Synergistic sodium storage in bismuth-loaded polycellular carbon spheres: high diffusion kinetics and stability†

Abstract

Bismuth (Bi), a promising alloy-type anode material for sodium-ion storage, has garnered significant interest due to its high theoretical capacity, environmental friendliness, and safety. However, during cycling, Bi undergoes substantial volume expansion, leading to fragmentation, which can cause short circuits and capacity degradation.

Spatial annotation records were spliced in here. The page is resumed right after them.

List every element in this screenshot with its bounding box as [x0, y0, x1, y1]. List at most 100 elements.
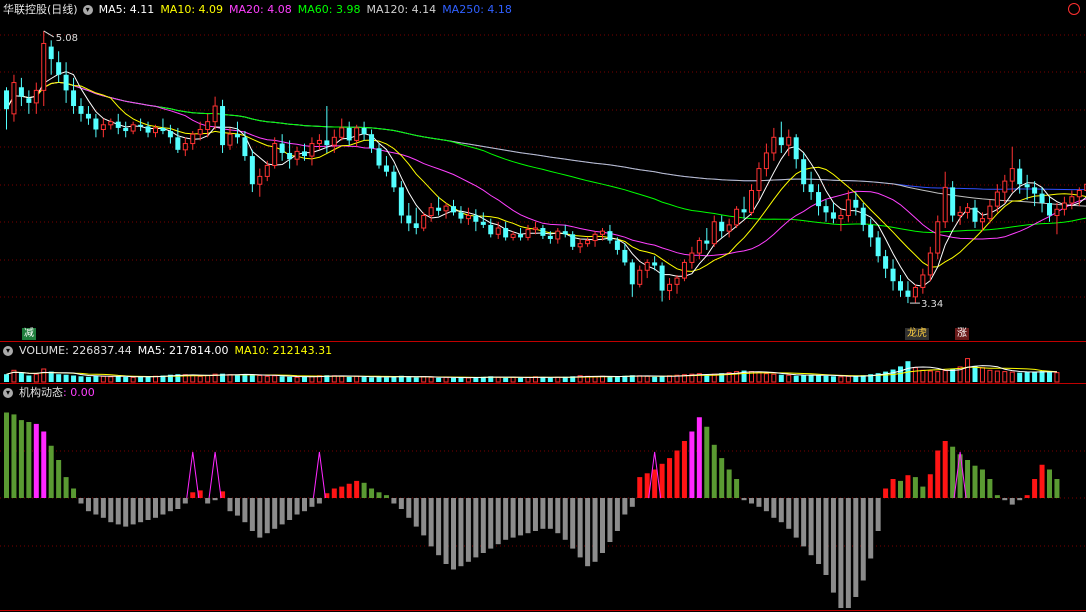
- volume-bar: [123, 376, 129, 382]
- volume-bar: [279, 376, 285, 382]
- volume-bar: [1047, 372, 1052, 382]
- candle-body: [898, 281, 903, 291]
- chevron-down-icon[interactable]: ▾: [3, 346, 13, 356]
- indicator-bar: [205, 498, 211, 504]
- indicator-bar: [1017, 498, 1023, 501]
- reduce-marker[interactable]: 减: [22, 328, 36, 340]
- volume-bar: [249, 374, 255, 382]
- indicator-bar: [823, 498, 829, 575]
- indicator-bar: [41, 431, 47, 498]
- rise-marker[interactable]: 涨: [955, 328, 969, 340]
- candle-body: [324, 140, 330, 146]
- indicator-bar: [830, 498, 836, 593]
- indicator-bar: [354, 480, 360, 498]
- indicator-bar: [570, 498, 576, 549]
- volume-bar: [354, 375, 360, 383]
- indicator-bar: [63, 477, 69, 498]
- volume-bar: [1032, 371, 1038, 382]
- indicator-bar: [488, 498, 494, 549]
- volume-bar: [4, 374, 9, 382]
- volume-bar: [346, 376, 352, 382]
- stock-chart[interactable]: 5.08 3.34: [0, 0, 1086, 612]
- indicator-bar: [473, 498, 479, 558]
- indicator-header: ▾ 机构动态: 0.00: [0, 385, 101, 401]
- candle-body: [875, 237, 881, 257]
- candle-body: [71, 90, 77, 107]
- candle-body: [153, 127, 158, 134]
- indicator-bar: [257, 498, 263, 538]
- volume-bar: [830, 376, 836, 382]
- candle-body: [577, 243, 583, 248]
- candle-body: [585, 240, 591, 245]
- indicator-bar: [465, 498, 471, 562]
- chevron-down-icon[interactable]: ▾: [82, 5, 93, 15]
- candle-body: [749, 189, 754, 213]
- indicator-bar: [249, 498, 255, 531]
- volume-bar: [965, 358, 971, 383]
- indicator-bar: [145, 498, 151, 520]
- indicator-bar: [816, 498, 822, 564]
- candle-body: [667, 283, 673, 292]
- indicator-bar: [78, 498, 84, 504]
- indicator-bar: [883, 488, 889, 498]
- indicator-bar: [346, 483, 352, 498]
- volume-bar: [927, 370, 933, 383]
- candle-body: [644, 261, 650, 271]
- candle-body: [965, 207, 971, 213]
- volume-bar: [26, 375, 32, 382]
- indicator-bar: [681, 441, 687, 498]
- volume-bar: [652, 376, 658, 382]
- indicator-bar: [503, 498, 509, 540]
- volume-bar: [100, 375, 106, 383]
- settings-circle-icon[interactable]: [1068, 3, 1080, 15]
- volume-bar: [763, 373, 769, 383]
- chevron-down-icon[interactable]: ▾: [3, 388, 13, 398]
- volume-bar: [935, 371, 941, 383]
- indicator-bar: [629, 498, 635, 507]
- candle-body: [249, 156, 255, 185]
- stock-title: 华联控股(日线): [3, 3, 78, 16]
- indicator-bar: [56, 460, 62, 498]
- indicator-bar: [138, 498, 144, 523]
- indicator-bar: [1024, 495, 1030, 498]
- candle-body: [309, 143, 315, 157]
- indicator-bar: [264, 498, 270, 534]
- indicator-bar: [808, 498, 814, 556]
- candle-body: [659, 265, 665, 291]
- candle-body: [167, 131, 173, 138]
- indicator-bar: [875, 498, 881, 531]
- candle-body: [734, 208, 740, 226]
- candle-body: [227, 133, 233, 146]
- volume-bar: [361, 376, 367, 382]
- indicator-bar: [778, 498, 784, 523]
- indicator-bar: [33, 423, 39, 498]
- volume-bar: [197, 375, 203, 383]
- candle-body: [957, 211, 963, 217]
- volume-bar: [339, 375, 345, 383]
- candle-body: [190, 133, 196, 145]
- indicator-bar: [898, 480, 903, 498]
- indicator-bar: [421, 498, 427, 536]
- indicator-bar: [272, 498, 278, 529]
- dragon-tiger-marker[interactable]: 龙虎: [905, 328, 929, 340]
- candle-body: [726, 224, 732, 232]
- indicator-bar: [331, 488, 337, 498]
- indicator-bar: [279, 498, 285, 525]
- candle-body: [912, 286, 918, 298]
- indicator-bar: [167, 498, 173, 512]
- candle-body: [488, 224, 494, 235]
- volume-bar: [406, 376, 412, 382]
- candle-body: [458, 212, 464, 219]
- indicator-bar: [413, 498, 419, 527]
- candle-body: [778, 137, 784, 146]
- indicator-bar: [1039, 464, 1045, 498]
- candle-body: [1024, 184, 1030, 188]
- indicator-bar: [585, 498, 591, 567]
- indicator-bar: [123, 498, 129, 527]
- volume-bar: [190, 375, 196, 383]
- volume-bar: [108, 376, 114, 383]
- indicator-bar: [741, 498, 747, 501]
- indicator-bar: [518, 498, 524, 536]
- price-header: 华联控股(日线) ▾ MA5: 4.11 MA10: 4.09 MA20: 4.08 MA…: [0, 2, 518, 18]
- candle-body: [540, 228, 546, 236]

In this study, we introduce a new method for synthesizing porous polycellular carbon spheres as a carbon framework and achieving bismuth loadings within the carbon structure. The carbon framework stabilizes the structure during cycling, while also dispersing the Bi metal within its pores. This effectively mitigates volume expansion and fragmentation of bismuth, and improves the reaction kinetics of the electrode. For sodium-ion half batteries, the electrode achieves a high discharge capacity (404.2 mA h g⁻¹ at 1 A g⁻¹) and stable cycling performance (reversible capacity of 389 mA h g⁻¹ after 1500 cycles at 1 A g⁻¹). Furthermore, capacity decay remains below 2% at current densities up to 5 A g⁻¹. This work offers a promising strategy for alloy-type materials and paves the way for future practical applications.